Sen. John McCain of Arizona attacked fellow Republican Sen. Rand Paul of Kentucky on Wednesday, accusing him of doing the bidding of Russian President Vladimir Putin

McCain had called for unanimous consent on a bill to help pave the way for NATO membership for Montenegro, which withstood a coup attempt last year that was blamed on Russia.

McCain, the 2008 GOP presidential nominee, warned his colleagues that anyone who objected would be “carrying out the desires and ambitions of Vladimir Putin, and I do not say that lightly.”

However, Paul objected and then quickly left the chamber.

McCain said:

“I note the senator from Kentucky leaving the floor without justification or any rationale for the action that he has just taken. That is really remarkable, that a senator blocking a treaty that is supported by an overwhelming number, perhaps 98 at least, of his colleagues would come to the floor and object and walk away. And walk away!
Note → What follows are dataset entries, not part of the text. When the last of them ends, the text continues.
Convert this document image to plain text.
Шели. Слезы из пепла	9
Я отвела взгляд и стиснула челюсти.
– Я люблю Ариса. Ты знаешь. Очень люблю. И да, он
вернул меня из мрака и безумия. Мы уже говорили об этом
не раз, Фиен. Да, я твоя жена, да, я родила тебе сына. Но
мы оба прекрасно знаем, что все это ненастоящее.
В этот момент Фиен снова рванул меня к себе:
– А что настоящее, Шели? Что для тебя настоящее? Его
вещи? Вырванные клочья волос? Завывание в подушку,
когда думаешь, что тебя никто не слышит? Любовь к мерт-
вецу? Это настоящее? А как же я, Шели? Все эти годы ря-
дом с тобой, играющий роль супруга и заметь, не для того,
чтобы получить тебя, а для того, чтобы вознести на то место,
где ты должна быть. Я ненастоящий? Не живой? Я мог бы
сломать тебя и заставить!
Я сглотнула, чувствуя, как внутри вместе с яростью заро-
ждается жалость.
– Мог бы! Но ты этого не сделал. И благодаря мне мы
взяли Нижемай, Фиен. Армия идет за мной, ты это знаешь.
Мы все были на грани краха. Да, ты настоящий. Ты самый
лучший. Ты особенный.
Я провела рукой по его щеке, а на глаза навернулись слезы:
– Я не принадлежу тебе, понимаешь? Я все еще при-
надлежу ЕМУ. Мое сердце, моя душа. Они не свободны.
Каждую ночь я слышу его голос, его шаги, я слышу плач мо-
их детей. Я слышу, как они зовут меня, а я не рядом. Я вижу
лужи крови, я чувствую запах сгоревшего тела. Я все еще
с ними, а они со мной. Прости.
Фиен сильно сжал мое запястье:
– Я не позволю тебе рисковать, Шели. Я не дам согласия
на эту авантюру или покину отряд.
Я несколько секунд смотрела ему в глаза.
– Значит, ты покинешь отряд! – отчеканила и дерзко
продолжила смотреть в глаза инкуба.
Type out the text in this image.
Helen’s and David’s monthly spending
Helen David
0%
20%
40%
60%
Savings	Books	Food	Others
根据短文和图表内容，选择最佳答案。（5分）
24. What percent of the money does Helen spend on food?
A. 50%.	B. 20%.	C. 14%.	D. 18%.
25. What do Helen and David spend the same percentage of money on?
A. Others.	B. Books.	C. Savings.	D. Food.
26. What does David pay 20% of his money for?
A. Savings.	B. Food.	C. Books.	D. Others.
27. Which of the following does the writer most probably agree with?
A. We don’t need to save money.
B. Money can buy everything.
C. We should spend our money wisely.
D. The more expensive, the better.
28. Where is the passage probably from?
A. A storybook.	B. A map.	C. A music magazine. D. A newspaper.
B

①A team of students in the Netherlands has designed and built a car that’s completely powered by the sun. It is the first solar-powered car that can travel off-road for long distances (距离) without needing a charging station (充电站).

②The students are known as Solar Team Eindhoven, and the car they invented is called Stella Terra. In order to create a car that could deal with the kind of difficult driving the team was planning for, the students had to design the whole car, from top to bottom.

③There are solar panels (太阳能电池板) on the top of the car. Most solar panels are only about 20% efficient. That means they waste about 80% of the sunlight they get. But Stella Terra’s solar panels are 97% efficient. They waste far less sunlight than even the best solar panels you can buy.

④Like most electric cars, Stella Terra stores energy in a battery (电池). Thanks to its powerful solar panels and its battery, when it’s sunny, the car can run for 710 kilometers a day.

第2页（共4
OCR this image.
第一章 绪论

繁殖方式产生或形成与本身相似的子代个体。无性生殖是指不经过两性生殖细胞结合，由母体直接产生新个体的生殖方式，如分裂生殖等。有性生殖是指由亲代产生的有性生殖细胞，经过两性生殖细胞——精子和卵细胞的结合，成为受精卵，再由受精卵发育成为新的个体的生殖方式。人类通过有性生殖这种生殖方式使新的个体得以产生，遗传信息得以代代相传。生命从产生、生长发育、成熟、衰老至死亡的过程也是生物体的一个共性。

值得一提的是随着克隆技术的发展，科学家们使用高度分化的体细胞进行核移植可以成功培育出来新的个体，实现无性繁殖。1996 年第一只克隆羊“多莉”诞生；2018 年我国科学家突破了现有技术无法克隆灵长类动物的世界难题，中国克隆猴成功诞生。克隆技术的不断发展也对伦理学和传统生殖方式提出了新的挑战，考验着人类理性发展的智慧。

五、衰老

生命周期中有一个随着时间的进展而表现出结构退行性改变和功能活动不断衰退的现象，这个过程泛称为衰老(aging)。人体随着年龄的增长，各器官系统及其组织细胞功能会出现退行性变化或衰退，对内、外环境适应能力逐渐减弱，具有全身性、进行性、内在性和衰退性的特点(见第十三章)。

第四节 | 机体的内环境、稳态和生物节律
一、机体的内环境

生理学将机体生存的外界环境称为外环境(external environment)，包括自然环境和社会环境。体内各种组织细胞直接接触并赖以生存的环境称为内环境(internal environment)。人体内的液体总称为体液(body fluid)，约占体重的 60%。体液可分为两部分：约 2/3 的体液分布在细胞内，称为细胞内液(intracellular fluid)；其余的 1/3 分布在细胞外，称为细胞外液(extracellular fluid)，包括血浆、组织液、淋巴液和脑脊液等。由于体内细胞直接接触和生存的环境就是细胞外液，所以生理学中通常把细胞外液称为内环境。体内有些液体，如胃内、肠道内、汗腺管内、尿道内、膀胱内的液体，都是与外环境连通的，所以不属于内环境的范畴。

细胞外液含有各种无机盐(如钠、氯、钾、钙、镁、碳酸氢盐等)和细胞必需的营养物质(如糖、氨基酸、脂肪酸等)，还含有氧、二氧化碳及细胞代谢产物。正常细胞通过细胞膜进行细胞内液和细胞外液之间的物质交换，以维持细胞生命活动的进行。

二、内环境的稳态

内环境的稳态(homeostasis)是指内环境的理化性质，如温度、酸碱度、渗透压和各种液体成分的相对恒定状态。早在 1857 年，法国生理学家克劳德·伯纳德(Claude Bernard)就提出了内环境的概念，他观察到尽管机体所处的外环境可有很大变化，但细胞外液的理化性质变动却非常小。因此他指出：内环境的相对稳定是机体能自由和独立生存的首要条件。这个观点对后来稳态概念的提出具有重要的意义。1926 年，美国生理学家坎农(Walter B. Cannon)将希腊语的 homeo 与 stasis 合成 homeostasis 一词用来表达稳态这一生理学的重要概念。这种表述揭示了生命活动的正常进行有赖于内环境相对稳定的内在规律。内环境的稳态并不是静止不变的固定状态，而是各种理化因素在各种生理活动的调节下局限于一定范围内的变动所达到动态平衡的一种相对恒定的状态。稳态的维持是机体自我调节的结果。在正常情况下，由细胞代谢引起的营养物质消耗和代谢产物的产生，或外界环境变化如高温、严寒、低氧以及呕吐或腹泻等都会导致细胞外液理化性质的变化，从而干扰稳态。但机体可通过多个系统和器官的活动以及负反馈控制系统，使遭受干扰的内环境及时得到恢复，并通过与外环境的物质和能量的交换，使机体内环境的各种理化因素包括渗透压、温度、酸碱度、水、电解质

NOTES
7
The only conclusion you can draw when he walks away is he has no argument to be made. He has no justification for his objection to having a small nation be part of NATO that is under assault from the Russians. So, I repeat again: The senator from Kentucky is now working for Vladimir Putin.”

Paul, who has called for a more non-interventionist foreign policy, later released a statement defending his objection.

“The United States is pledged to defend 28 countries in NATO. It is unwise to expand the monetary and military obligations of the United States given the burden of our $20 trillion debt,” he said, according to The Daily Beast. 

McCain and Paul have not exactly had a friendly relationship, especially on foreign policy.

John McCain is the guy that has advocated for war everywhere,” Paul said in an interview last month. “We’re very lucky John McCain is not in charge because I think we would be in perpetual war.”

In 2015, McCain called Paul ― then running for the GOP presidential nomination ― “the worst possible candidate” on national security issues, and in 2013 he called him and several other Republican senators “wacko birds” for what he considered extremist views.